Stephanie Yeboah On Why She Decided To Write A "Love Letter" To Plus-Sized Black Women

The content creator’s first book, Fattily Ever After, is out on September 3.

Courtesy of Sephanie Yeboah

Stephanie Yeboah is in the midst of celebrating a few exciting victories when we chat on the phone in late August. The content creator and campaigner's first book Fattily Ever After is due to be released September 3, and it feels like a long time coming. The book is a culmination of years of body activism online and it's also a milestone in her own self-acceptance journey as a dark-skinned, larger woman. As she explains: "Black women and our bodies have gone through it."

But on top of publishing and promoting a book, Yeboah has also thrown herself into another project, helping to support fellow influencer Nyome Nicholas-Williams in a campaign to have her deleted photos re-instated on Instagram. This work led to a game-changing conference call between Yeboah and Instagram in which they discussed the importance of meaningful representation on the social platform. As the #WeWantToSeeNyome petition gained media buzz, Instagram appeared to finally be listening. A victory indeed.

Stephanie is no stranger to the ups and downs of dealing with Instagram, however. It's where she built her community, devoting much of her digital life to encouraging the visibility of fat, Black, dark-skinned women. It's been a beautiful journey to watch.

The book was the inevitable next step for the 31 year old and Fattily Ever After is Yeboah's unfiltered truth – sometimes painful, funny, extremely informative and very necessary.

L'Oréal Blackett: Why did you decide to write Fattily Ever After?

Stephanie Yeboah: It’s a love letter to plus-size Black women.

I wanted to write this book because I feel we needed a voice somewhere. I was tired of the same narrative of privileged bodies being able to command all the visibility and be shown in a positive light in the media. I talk about Black fat women when it comes to dating, mental and physical health, and how we sometimes compare our plus-sized Black bodies to plus-sized white bodies.

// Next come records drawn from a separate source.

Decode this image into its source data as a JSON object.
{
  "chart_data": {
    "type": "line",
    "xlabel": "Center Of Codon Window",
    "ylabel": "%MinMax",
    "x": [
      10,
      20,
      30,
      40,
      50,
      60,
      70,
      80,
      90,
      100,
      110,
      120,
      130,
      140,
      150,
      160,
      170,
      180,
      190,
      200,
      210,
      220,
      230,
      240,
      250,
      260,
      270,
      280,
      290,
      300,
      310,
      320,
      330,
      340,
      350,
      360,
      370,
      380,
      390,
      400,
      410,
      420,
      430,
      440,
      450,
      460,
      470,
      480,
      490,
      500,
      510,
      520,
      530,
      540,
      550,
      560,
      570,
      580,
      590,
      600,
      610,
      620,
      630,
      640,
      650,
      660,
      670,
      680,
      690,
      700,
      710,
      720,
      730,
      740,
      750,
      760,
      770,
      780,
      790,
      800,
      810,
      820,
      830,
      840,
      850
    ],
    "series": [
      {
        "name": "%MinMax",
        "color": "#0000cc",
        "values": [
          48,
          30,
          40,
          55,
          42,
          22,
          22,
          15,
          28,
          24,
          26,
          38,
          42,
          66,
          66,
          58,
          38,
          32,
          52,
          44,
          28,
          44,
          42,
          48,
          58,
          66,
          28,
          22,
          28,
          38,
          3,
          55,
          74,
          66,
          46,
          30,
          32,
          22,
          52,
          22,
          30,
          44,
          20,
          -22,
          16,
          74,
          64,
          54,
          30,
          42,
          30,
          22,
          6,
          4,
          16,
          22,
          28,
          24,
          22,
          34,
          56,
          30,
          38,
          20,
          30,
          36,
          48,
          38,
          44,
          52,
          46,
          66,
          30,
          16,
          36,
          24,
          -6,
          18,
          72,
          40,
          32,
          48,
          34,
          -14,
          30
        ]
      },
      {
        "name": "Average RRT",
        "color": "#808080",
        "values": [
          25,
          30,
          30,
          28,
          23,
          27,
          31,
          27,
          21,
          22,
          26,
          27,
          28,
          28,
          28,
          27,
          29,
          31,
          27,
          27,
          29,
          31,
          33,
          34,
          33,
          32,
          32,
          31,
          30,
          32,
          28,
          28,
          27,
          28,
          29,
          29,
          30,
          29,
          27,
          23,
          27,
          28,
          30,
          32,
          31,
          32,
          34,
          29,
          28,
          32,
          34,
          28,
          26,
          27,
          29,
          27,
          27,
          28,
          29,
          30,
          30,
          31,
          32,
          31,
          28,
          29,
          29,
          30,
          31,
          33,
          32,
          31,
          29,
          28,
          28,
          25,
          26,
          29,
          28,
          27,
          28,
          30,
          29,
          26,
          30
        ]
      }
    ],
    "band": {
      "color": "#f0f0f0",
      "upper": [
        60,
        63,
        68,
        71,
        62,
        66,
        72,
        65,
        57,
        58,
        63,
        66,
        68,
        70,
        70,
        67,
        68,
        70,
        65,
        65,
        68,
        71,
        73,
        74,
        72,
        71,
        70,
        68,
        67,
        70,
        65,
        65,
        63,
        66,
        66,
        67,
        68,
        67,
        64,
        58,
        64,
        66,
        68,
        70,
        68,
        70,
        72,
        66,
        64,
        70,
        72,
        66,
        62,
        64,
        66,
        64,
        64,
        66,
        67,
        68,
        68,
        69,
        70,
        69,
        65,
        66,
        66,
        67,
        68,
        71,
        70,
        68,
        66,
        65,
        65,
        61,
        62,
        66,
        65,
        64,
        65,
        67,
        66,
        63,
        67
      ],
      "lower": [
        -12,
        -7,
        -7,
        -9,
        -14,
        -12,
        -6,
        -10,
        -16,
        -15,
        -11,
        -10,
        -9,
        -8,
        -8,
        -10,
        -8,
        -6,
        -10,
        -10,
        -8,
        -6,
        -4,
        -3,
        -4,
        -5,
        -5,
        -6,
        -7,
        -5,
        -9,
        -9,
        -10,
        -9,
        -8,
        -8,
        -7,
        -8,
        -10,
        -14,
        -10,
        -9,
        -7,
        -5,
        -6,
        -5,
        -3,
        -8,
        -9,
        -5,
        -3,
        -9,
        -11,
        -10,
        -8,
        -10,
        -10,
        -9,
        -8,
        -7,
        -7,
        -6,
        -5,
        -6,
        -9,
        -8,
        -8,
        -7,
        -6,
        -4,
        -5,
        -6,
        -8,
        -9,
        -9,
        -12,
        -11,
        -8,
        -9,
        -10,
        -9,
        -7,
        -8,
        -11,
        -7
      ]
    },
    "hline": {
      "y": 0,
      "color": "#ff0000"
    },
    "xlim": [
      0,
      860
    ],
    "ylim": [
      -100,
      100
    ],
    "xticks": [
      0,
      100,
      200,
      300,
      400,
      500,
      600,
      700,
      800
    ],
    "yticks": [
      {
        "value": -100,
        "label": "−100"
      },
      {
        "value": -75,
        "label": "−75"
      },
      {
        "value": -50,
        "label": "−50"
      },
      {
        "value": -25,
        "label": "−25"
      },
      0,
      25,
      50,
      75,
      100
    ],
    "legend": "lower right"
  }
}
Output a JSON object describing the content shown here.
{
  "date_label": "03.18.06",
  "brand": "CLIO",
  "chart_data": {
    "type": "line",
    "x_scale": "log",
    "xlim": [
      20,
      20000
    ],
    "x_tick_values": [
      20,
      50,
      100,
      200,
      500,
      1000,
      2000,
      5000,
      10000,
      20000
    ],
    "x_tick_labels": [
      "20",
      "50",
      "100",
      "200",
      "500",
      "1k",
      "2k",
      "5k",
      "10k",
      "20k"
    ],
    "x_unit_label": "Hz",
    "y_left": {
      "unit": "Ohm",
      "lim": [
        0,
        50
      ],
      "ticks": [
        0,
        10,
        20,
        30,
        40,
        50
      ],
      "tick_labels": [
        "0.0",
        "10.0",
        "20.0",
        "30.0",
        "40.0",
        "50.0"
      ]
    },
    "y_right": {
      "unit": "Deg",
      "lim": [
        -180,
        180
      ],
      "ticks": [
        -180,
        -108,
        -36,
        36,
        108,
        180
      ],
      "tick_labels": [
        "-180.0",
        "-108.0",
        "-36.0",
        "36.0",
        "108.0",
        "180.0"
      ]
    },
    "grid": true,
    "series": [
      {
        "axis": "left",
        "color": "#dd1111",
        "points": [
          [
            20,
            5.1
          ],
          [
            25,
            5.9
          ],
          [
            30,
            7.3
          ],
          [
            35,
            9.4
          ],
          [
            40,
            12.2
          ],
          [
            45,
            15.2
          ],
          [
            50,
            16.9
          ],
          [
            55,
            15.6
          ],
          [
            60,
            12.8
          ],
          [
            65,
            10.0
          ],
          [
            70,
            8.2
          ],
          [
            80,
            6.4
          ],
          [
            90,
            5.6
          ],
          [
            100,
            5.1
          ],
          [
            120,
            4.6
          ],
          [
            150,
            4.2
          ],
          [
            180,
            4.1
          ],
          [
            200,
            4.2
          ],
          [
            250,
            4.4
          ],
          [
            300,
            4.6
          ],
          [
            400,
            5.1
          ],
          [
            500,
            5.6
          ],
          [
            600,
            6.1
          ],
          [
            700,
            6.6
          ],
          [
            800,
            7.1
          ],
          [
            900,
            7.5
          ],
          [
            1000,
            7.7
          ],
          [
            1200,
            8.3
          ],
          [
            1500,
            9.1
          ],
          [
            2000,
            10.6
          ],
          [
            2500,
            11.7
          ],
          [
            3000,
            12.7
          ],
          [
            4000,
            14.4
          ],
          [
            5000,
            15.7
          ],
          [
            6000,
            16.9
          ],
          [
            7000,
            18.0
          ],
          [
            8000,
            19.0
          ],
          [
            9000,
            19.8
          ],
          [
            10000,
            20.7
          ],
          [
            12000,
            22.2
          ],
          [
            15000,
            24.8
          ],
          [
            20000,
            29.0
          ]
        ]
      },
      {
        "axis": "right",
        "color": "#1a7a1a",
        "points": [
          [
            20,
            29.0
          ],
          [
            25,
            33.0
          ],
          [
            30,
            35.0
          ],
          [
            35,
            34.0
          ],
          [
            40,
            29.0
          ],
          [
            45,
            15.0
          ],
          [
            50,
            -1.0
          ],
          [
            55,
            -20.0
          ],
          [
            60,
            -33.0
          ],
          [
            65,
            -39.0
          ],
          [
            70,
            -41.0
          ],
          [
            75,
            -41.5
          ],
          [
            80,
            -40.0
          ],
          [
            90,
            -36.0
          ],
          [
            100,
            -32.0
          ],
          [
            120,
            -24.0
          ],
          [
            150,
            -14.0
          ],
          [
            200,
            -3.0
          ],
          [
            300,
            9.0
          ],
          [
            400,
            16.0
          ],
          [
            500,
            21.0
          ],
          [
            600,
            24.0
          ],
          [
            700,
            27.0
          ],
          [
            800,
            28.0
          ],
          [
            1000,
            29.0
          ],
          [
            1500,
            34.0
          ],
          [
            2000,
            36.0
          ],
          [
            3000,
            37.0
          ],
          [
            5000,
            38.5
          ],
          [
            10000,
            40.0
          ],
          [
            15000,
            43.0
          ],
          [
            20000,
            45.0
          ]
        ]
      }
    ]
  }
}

Courtesy of Sephanie Yeboah

LB: With that said, is the body positivity movement still working in 2020?

SY: From a political standpoint, the [body positivity] space was created for larger plus-sized women, women of colour, and disabled bodies and all of the women who do not have the same privileges as slim, white women. Yet, when you look at the community now, a power shift has been given to those who are white, very attractive and are at most size 16 or 14. It no longer feels like a safe space for larger-sized women and darker plus-sized women to celebrate our bodies in a world that constantly marginalises and shuns us.

LB: You tackle some difficult themes in the book, how was the writing process?

SY: I found it soothing and cathartic. I started writing on my blog and I found it a great way to dump all of the negative feelings I ever had about myself and my body while simultaneously being able to connect with people who feel exactly the same. Writing about the most personal parts of myself was incredibly emotional. I learned real things about myself.

LB: You share your experiences with bullying and dating, what was the most difficult anecdote to share?

SY: I guess talking about the way I was treated by my dad. I talked about it with my therapist and it made me realise I had dad issues and I never really thought I did.

He would consistently scold me for being overweight. Or take away my food when I was eating. When I wrote about how the bigger I got, the more distant he became... I think that was my first taste of rejection linked to my weight. I haven't spoken to him about it yet.. If he ever does read the book, I guess we’ll have that conversation!

LB: You are a very strong self-love advocate, how did you get to loving yourself today?

SY: I was tired of living in this alternate reality where I was slim and lighter-skinned. When I lost three stone dangerously, I was like, it’s got stop. I had to ask: who am I trying to lose weight for? Because it's not for me. So I made the decision to love the parts of me I once deemed unacceptable. It’s a long, hard journey, the journey to self love.

LB: Can you tell me what your feelings are towards Instagram right now, especially considering your recent involvement with the #IWantToSeeNyome campaign?

SY: Instagram has been an instrumental part of my self love journey. It was one of the tools the body positivity community used to gain that visibility. However, all we need do is take a look at what happened with Nyome to see that there’s a problem with Instagram’s algorithms. The way to normalise fatter bodies is to see it in various states of undress. For us, it’s so awe inspiring and eye-opening to see someone with the same body as you with marks and scars and hyperpigmentation. So when that’s removed, it speaks volumes.

LB: What do you want people to get out of Fattily Ever After?

SY: When you exist as not only a woman, but a fat woman, a larger fat woman, a larger fat Black woman, and then on top of that a larger fat Black, darker-skinned woman, it’s almost if you lived in a world where you’re villainized and fetishised and marginalised at each of those levels. Navigating life when you exist at all those sections is incredibly difficult. So I’m hoping that this book will be able to show others to just treat us with the respect, compassion, and love that's deserved.

For my demographic, I just want them all to feel seen.

This interview has been edited and condensed for clarity.

'Fattily Ever After: A Black Fat Girl's Guide to Living Life Unapologetically' by Stephanie Yeboah is out on September 3.